2.        Bekal awal pengapresiasi sastra
     Bekal awal dalam mengapresiasi sastra ini harus dimiliki oleh setiap orang yang ingin mengapresiasi sebuah sastra, E.E. Kellet (dalam Aminudin, 2002, hlm.37) mengungkapkan bahwa
“pada saat ia membaca suatu karya sastra, dalam kegiatan tersebut ia selalu berusaha menciptakan sikap serius, tetapi dengan suasana batin riang. Penumbuhan sikap serius dalam membaca cipta sastra itu terjadi karena sastra bagaimanapun lahir dari daya kontemplasi batin pengarang sehingga untuk memahaminya juga membutuhkan pemilikan daya kontemplatif pembacanya. Sementara pada sisis lain, sastra merupakan bagian dari seni yang berusaha menampilkan nilai-nilai keindahan yang bersifat aktual dan imajinatif sehingga mampu memberikan hiburan dan kepuasan rohaniah pembacanya”.
          Dengan demikian, sastra sebagai salah satu cabang seni sebagai bacaan, tidak cukup dipahami lewat analisis kebagasaanya, lewat studi yang disebut text grammar atau text linguistics, tetapi juga harus melalui studi kasus yang berhubungan dengan literary text karena teks sastra bagaimanapun memiliki ciri-ciri tersendiri yang berbeda dengan ragam bacaan lainnya. Adanya ciri-ciri khusus teks sastra itu salah satunya ditandai oleh adanya unsur-unsur intrinsik karya sastra yang berbeda-beda dengan unsur-unsur yang membangun bahan bacaan lainnya.

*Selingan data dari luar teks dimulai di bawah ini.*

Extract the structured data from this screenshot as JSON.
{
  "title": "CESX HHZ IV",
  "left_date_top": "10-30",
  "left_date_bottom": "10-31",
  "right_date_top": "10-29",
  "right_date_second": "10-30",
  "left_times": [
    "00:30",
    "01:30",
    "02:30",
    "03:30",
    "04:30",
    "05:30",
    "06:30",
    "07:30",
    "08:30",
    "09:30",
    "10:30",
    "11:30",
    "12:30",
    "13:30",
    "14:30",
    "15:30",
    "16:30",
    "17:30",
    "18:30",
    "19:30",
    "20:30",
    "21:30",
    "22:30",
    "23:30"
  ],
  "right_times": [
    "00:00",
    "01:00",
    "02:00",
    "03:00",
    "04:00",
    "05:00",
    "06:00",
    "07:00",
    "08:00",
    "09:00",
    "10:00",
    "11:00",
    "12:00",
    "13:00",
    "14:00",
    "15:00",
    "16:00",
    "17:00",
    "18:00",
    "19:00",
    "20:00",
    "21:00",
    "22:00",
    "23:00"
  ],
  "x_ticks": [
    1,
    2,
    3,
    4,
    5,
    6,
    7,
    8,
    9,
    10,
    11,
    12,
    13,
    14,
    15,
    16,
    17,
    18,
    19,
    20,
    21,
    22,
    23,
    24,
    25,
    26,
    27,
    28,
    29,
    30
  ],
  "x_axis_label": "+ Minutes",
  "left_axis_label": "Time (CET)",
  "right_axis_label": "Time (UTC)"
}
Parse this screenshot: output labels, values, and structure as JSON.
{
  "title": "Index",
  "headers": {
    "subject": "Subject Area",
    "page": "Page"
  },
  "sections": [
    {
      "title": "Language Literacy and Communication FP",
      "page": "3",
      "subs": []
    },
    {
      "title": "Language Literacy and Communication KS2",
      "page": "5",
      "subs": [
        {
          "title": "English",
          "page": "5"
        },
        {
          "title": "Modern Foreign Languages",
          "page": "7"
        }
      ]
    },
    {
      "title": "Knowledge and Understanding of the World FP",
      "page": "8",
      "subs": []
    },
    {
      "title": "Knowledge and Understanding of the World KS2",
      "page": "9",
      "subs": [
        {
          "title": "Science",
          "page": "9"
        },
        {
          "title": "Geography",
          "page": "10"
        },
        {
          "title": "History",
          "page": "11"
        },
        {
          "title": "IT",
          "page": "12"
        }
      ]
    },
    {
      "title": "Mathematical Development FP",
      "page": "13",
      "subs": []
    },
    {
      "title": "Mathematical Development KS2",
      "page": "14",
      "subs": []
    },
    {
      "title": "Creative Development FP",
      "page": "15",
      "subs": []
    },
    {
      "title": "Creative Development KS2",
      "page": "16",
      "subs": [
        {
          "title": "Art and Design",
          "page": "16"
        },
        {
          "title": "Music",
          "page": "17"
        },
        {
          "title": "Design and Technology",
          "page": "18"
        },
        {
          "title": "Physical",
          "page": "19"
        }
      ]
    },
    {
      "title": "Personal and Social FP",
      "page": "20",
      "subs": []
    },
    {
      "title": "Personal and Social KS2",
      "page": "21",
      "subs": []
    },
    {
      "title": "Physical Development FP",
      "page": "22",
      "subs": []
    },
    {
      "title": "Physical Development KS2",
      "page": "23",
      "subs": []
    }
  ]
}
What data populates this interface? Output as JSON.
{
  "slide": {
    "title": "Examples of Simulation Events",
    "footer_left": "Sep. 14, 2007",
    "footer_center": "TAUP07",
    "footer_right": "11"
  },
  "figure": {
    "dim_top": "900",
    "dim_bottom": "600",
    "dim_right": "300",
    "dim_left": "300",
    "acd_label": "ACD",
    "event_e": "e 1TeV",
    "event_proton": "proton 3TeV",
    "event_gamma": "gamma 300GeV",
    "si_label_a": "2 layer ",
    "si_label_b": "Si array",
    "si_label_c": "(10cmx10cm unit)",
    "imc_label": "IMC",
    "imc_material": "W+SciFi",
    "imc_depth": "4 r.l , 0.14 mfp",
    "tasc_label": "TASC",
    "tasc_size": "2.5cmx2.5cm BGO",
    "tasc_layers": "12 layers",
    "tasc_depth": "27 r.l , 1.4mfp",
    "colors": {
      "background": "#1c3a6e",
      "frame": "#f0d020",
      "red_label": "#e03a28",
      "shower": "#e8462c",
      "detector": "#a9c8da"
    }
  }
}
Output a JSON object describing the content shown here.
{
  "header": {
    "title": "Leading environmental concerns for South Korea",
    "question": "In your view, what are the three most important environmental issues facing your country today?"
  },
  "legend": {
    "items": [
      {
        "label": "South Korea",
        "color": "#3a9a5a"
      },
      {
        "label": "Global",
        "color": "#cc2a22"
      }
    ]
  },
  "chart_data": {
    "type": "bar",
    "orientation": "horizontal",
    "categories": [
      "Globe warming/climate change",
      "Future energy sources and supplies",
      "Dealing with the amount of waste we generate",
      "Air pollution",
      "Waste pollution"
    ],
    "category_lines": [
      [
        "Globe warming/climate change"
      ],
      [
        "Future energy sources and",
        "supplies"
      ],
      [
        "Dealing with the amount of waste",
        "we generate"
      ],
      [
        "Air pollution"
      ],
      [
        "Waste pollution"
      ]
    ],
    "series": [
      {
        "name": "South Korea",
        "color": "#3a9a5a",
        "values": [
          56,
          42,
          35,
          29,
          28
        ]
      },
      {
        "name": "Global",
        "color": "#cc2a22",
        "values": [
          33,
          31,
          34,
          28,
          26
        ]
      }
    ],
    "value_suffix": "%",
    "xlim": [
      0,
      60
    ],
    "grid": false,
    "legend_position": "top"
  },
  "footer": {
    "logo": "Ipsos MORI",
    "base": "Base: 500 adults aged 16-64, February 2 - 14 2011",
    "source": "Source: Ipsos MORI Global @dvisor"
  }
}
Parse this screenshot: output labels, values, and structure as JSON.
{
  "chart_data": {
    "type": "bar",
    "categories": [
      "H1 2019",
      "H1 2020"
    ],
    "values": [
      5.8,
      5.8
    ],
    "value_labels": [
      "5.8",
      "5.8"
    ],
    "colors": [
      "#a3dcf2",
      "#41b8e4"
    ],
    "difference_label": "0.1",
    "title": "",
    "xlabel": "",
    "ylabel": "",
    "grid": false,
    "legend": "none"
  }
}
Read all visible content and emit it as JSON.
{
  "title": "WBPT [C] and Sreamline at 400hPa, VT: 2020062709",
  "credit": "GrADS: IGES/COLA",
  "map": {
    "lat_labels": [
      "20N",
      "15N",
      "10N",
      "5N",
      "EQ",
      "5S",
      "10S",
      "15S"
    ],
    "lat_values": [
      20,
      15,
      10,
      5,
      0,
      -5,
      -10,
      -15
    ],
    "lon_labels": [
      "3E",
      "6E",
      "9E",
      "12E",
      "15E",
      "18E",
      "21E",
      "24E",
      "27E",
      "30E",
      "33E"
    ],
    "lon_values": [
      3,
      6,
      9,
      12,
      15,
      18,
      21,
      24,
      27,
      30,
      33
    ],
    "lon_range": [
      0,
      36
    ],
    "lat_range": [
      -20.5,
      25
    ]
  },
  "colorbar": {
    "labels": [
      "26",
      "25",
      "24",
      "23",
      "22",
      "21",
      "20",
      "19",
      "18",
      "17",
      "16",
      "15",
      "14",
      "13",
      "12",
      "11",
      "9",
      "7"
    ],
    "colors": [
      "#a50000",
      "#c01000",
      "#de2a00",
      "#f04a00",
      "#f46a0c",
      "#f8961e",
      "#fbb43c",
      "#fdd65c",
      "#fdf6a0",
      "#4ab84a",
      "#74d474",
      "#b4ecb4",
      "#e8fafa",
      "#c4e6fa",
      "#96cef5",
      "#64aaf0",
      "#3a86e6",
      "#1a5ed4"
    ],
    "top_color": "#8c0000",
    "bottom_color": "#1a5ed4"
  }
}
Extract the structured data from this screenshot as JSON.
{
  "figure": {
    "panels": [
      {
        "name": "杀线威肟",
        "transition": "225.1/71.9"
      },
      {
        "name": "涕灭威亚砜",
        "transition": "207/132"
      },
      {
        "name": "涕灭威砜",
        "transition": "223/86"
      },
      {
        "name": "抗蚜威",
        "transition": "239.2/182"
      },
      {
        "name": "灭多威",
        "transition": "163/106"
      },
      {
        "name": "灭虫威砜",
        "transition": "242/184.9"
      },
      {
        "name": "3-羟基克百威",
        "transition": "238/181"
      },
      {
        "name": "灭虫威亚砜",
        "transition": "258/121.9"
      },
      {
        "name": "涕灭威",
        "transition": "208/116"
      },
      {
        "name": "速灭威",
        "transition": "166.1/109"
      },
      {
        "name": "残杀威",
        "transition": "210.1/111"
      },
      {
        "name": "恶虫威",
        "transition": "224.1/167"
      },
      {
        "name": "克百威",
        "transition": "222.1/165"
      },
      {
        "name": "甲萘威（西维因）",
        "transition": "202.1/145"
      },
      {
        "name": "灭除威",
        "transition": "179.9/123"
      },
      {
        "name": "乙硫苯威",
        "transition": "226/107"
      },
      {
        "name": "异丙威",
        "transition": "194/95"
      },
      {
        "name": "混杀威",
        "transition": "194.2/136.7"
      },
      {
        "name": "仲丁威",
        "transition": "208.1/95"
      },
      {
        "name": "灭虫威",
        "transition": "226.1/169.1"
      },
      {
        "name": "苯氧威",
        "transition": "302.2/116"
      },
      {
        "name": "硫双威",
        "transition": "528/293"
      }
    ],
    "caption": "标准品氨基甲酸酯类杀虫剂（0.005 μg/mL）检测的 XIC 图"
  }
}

     Dari keseluruhan uraian di atas akhirnya dapat kita ambil kesimpulan bahwa cipta sastra sebenarnya mengandung berbagai macam unsur yang sangat kompleks, antara lain (1) unsur keindahan, (2) unsur kontemplatif yang berhubungan dengan nilai-nilai atau renungan tentang keagamaan,filsafat, politik serta berbagai macam kompleksitas dalam kehidupan, (3) media pemaparan, baik berupa media kebahasaan maupun struktur wacana, serta (4) unsur-unsur intrinsik yang berhubungan dengan ciri karakteristik cipta sastra itu sendiri sebagai suatu teks.
      Terdapatnya berbagai macam unsur dalam karya sastra seperti telah diungkapkan  di atas mengimplikasikan kepada kita bahwa untuk mengapresiasi cipta sastra, pembaca pada dasarnya dipersyaratkan memiliki bekal-bekal tertentu. Sejalan dengan kandungan keempat aspek di atas, maka bekal awal yang haris dimiliki oleh acalon apresiator adalah (1) kepakaan emosi atau perasaan sehingga pembaca mampu memahamu dan menimati unsur-unsur keindahan dalam yang terdapat dalam cipta sastra, (2) pemilikian pengetahuan dan pengalaman yang berhubungan dengan masalah kehidupan dan kemanusiaan, bai lewat penghayatan kehidupan ini secara intensif-kontemplatif maupun dengan membaca buku-buku yang berhubungan dengan masalah humanitas, misalnya buku filsafat dan psikologi, (3) pemahaman terhadap aspek kebahasaan, dan (4) pemahaman terhadap unsur-unsur intrinsik cipta sastra yang akan berhubungan dengan telaah teori sastra.
       Berbagai macam bekal pengetahuan dan pengalaman di atas disebut sebagai bekal awal karena seperti telah diungkapkan di depan, untuk mampu mengapresiasi suatu cipta sastra seseorang harus terus-menerus menggauli karya sastra. Pemilikan bekal pengetahuan dan pengalaman dapat di ibaratkan sebagai pemilikan pisau bedah, sedangkan kegiatan menggauli cipta sastra itu sebagai kegiatan pengasahan sehingga pisau itu menjadi tajam dan semakin tajam, yakni jika pembaca itu semakin sering dan akrab dengan kegiatan membaca sastra.
       Lebih lanjut, seperti telah disinggung di depan, kepekaan emosi dan perasaan itu bukan hanya berhubungan dengan kegiatan penghayatan dan pemahaman nilai-nilai keindahan, melainkan juga berhubungan dengan usaha pemahaman kandungan maknda dalam cipta sastra yang umumnya bersifat konotatif. Konotasi maknda dalam cipta sastra itu terjadi karena kata-kata dalam cipta sastra itu terwujud lewat endapan pengalaman, daya emosional, maupun daya intelektual pengarangnya selain juga telah mengalami pemadatan. Sebab itulah dalam kegiatan apresiasi sastra, brooks membedakan adanya dua level, yakni level objektif yang berhubungan dengan respons intelektual, dan level subjektif yang berhubungan dengan respons emosional.

Daftar Pustaka 

Aminudin.(2002). Pengantar Apresiasi Sastra.Bandung : Sinar baru algesindo
djuanda, Dadan dan Prana Dwija I .(2006).Apresiasi Sastra Indonesia.Bandung. UPI Press.
Maulana, dkk.(2009). Model Pembelajaran di Sekolah Dasar. Sumedang: Universitas Pendidikan Indonesia Kampus Sumedang.